Bloomberg’s Jon Weil has the Lede of the Day, writing about a “trillion-dollar time bomb”:
The Federal Home Loan Banks are a frequently overlooked band of government-chartered cooperatives whose name screams systemic risk with every word. Federal means Uncle Sam. Homes are a declining asset. A loan is money out the door. And banks are the things that get taxpayer bailouts when they’re too big to fail and enough of their loans go bad.
Guess what? The FHLBs are fudging their numbers.
— Well, whaddya know? The SEC charged somebody with committing fraud in the subprime securities market. The WSJ:
James Kelsoe, once a star mutual-fund manager, was accused by the Securities and Exchange Commission of deliberately inflating the value of subprime securities in order to hide losses in his funds after the real-estate bubble burst.An administrative proceeding filed Wednesday alleged a scheme by the 46-year-old managing director at Morgan Keegan & Co., a Memphis, Tenn., unit of Regions Financial Corp., to take advantage of opaque pricing on many thinly traded securities backed by subprime mortgages.

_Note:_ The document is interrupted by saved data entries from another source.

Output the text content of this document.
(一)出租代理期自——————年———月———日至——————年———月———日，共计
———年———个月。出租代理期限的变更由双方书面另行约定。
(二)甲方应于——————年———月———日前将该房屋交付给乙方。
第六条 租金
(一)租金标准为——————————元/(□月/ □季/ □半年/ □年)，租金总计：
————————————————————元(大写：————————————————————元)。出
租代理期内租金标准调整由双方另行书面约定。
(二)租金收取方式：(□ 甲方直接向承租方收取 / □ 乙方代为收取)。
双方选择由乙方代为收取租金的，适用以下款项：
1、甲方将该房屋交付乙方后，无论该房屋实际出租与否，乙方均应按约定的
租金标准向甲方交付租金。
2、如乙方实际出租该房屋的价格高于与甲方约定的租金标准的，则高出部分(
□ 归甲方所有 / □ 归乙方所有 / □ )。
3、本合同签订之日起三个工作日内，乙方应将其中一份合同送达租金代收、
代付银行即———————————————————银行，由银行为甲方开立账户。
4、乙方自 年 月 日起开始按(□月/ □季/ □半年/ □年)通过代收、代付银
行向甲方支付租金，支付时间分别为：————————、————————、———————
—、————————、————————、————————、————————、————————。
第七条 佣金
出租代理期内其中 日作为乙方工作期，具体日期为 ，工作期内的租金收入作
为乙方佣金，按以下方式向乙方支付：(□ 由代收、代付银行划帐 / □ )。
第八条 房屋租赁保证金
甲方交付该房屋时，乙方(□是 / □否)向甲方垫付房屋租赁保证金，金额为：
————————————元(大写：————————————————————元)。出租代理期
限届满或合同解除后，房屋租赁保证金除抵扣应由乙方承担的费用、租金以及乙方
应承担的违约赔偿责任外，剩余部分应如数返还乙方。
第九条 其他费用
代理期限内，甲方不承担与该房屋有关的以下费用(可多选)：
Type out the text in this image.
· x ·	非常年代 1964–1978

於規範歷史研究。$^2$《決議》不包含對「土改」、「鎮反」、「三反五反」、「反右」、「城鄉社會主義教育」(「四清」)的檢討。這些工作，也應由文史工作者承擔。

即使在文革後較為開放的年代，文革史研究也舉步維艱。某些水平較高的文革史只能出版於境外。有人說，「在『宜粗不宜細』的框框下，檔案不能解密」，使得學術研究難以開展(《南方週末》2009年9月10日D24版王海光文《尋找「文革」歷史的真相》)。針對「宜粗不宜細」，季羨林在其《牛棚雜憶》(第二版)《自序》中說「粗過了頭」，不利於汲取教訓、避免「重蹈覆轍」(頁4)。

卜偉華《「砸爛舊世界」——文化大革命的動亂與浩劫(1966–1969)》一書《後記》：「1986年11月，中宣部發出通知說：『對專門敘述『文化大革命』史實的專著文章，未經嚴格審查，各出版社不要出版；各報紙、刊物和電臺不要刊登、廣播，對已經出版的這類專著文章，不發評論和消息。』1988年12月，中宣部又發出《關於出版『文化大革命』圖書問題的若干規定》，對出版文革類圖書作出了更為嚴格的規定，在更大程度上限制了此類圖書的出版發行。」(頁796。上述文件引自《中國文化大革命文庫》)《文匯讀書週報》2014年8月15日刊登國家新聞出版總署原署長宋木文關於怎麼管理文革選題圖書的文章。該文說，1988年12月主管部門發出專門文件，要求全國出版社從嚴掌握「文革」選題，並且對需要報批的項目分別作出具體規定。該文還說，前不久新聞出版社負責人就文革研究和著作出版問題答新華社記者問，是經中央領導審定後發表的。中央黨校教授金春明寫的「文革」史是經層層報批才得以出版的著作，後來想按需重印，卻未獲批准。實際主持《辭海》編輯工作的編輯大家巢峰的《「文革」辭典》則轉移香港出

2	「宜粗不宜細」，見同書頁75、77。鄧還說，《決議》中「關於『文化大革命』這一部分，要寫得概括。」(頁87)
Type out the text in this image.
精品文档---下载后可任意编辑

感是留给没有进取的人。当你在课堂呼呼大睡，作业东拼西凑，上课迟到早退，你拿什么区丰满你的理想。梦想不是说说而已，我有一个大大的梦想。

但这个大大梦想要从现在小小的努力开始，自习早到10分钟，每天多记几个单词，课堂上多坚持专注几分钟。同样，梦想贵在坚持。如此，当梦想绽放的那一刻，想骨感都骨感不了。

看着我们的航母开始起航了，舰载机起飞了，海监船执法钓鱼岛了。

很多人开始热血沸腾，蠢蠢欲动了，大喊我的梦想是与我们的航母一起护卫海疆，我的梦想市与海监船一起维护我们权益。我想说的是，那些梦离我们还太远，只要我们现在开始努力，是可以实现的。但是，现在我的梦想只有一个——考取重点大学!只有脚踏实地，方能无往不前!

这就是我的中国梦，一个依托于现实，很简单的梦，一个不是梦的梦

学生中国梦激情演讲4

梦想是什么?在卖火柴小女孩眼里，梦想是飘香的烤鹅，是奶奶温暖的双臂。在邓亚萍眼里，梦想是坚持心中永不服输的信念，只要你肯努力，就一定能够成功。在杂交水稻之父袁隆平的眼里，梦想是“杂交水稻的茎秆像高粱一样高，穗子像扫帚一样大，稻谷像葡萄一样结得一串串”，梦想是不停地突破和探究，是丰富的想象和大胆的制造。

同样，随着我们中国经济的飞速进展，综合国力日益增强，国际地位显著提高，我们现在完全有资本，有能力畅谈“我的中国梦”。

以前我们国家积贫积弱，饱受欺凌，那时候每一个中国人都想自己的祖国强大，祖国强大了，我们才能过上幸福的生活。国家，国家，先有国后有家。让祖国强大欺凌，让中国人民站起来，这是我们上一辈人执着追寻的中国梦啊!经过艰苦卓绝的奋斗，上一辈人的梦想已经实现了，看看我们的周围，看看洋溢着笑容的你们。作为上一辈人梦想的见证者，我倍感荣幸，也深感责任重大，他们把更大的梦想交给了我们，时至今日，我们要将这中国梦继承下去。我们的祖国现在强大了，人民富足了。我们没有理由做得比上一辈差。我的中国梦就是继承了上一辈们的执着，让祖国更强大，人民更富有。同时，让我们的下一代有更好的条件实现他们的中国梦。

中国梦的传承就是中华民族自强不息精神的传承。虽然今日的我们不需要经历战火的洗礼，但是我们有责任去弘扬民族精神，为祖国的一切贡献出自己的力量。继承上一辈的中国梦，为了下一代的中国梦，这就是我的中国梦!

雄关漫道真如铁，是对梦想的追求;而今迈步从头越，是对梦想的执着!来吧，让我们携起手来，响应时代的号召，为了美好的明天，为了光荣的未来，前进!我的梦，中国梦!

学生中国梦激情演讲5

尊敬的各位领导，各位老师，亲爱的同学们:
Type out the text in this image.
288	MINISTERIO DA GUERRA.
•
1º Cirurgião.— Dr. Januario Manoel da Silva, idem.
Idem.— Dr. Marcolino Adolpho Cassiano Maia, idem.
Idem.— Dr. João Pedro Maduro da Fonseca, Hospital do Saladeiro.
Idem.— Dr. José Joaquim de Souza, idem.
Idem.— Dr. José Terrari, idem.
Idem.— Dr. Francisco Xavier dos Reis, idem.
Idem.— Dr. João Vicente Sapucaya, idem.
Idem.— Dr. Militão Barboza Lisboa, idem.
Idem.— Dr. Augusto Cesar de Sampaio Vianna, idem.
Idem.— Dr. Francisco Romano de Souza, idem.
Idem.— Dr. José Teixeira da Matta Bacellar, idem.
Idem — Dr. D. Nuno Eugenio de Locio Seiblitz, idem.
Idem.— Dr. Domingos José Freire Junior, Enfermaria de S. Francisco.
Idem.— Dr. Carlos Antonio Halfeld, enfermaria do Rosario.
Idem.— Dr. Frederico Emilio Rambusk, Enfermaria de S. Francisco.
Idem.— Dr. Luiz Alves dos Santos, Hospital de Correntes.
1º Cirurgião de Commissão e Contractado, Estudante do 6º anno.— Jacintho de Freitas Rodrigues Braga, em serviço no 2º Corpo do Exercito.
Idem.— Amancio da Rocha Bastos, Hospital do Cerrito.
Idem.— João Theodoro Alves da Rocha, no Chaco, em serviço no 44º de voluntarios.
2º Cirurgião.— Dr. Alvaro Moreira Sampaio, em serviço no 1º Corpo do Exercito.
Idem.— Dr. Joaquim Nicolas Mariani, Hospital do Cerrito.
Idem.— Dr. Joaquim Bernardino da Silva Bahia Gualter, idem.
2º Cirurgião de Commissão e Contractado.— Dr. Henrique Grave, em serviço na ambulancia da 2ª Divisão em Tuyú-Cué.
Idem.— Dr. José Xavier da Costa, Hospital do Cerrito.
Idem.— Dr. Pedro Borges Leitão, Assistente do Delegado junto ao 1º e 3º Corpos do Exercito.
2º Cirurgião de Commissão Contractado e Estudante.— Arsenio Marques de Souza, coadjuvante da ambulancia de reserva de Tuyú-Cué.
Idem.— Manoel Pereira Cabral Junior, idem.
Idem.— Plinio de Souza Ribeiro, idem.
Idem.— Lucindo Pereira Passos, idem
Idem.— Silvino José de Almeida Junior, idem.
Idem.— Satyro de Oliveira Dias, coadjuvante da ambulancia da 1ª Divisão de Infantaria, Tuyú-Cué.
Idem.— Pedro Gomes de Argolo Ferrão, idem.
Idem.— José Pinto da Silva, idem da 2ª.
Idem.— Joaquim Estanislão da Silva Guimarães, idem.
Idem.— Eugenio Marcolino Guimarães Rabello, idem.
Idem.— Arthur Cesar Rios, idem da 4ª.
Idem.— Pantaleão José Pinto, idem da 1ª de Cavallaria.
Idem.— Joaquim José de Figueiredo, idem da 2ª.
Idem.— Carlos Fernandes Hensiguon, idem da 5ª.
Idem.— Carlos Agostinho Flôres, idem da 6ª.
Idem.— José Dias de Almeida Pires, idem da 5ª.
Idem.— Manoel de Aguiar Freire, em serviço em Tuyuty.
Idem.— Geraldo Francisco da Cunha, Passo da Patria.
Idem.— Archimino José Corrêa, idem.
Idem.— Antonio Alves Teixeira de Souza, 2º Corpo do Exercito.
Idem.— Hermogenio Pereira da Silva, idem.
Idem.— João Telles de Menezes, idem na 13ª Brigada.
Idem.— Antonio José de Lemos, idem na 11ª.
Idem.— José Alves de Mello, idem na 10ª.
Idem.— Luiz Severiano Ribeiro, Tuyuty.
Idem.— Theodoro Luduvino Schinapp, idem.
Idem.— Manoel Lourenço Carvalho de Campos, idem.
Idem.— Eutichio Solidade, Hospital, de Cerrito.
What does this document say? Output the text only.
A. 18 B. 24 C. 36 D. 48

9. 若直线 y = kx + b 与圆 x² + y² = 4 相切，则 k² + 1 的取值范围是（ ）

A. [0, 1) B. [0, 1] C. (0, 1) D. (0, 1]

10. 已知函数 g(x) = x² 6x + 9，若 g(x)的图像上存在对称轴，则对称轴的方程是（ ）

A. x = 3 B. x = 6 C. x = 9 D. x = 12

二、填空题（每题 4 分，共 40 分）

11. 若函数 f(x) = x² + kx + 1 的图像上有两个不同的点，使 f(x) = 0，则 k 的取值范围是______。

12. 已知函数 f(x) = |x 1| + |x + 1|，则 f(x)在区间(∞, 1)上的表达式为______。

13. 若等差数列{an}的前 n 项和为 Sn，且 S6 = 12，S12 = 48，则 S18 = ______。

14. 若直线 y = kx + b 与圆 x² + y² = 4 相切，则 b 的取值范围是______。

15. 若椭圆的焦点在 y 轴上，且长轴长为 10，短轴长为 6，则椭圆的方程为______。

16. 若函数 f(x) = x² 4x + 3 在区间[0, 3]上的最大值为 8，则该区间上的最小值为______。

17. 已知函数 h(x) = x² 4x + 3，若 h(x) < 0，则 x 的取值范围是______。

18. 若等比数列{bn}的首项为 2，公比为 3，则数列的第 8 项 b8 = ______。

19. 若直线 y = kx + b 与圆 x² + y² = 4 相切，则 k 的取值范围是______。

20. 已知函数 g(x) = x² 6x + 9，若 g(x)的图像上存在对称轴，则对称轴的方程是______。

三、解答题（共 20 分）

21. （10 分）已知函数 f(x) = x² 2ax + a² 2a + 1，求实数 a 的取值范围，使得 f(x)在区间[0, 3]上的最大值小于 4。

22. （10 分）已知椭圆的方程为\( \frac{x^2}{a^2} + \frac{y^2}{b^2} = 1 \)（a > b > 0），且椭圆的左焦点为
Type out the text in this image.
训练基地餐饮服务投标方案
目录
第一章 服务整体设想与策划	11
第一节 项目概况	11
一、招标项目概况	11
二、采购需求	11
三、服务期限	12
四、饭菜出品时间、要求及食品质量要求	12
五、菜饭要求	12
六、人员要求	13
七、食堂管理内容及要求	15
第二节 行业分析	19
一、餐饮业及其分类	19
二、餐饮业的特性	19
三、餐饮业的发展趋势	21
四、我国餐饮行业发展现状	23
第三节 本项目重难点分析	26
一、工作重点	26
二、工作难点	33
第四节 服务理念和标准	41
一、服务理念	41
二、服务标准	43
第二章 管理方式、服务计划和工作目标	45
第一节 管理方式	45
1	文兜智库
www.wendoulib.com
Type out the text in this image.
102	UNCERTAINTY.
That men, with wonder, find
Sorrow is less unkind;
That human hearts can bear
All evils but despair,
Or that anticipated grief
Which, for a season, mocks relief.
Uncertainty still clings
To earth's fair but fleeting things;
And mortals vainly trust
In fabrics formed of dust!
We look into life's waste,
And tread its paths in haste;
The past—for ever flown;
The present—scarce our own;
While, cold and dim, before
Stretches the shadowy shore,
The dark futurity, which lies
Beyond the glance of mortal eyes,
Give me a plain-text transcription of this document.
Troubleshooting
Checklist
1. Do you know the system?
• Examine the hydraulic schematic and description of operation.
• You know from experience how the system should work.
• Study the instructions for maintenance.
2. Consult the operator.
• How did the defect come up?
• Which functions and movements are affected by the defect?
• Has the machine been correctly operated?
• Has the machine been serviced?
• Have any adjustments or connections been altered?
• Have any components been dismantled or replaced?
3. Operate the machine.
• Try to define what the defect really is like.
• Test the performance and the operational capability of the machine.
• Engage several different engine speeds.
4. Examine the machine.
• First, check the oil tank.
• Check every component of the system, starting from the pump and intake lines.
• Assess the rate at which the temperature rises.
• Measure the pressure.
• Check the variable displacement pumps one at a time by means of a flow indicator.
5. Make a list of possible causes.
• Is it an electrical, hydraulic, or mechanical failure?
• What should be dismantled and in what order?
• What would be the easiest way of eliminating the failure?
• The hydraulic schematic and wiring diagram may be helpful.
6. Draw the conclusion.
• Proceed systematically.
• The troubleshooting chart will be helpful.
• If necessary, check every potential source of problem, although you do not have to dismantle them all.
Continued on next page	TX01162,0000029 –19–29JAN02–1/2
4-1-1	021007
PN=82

— Leave it to Gannett to team up with content farm Demand Media. The LAT:
The arrangement calls for Demand Media to create and maintain a new travel section for USA Today’s website called Travel Tips. The section, which debuted Wednesday, is populated by thousands of how-to articles created by Demand’s editors and freelancers…Using a combination of technology and humans, Demand generates 5,000 articles and videos a day, far more than any single media company can produce on its own. The company uses an algorithm to continuously sift through massive amounts of data from search engines to divine what people are interested in reading. The algorithm spits out popular keywords that are massaged by editors into headlines, then pumped into a database.
An army of 7,000 freelancers taps into the database, which on any given day contains hundreds of thousands of topics. They are paid an average of $15 an article, or $20 for each video.
Something tells me this isn’t going to work out well for USA Today. You get what you pay for.

Predatory Lending is a major contributor to the economic turmoil we are currently experiencing.
Here is an example of what I am talking about:
Scott Veerkamp / Predatory Lending (Franklin Township School Board Member.)
Please review this information from U.S. Senator Jeff Merkley regarding deceptive lending practices:
"Steering payments were made to brokers who enticed unsuspecting homeowners into deceptive and expensive mortgages. These secret bonus payments, often called Yield Spread Premiums, turned home mortgages into a SCAM."
The Center for Responsible Lending says YSP "steals equity from struggling families."
1. Scott collected nearly $10,000 on two separate mortgages using YSP and junk fees. 2. This is an average of $5,000 per loan. 3. The median value of the properties was $135,000. 4. Clearly, this type of lending represents a major ripoff for consumers.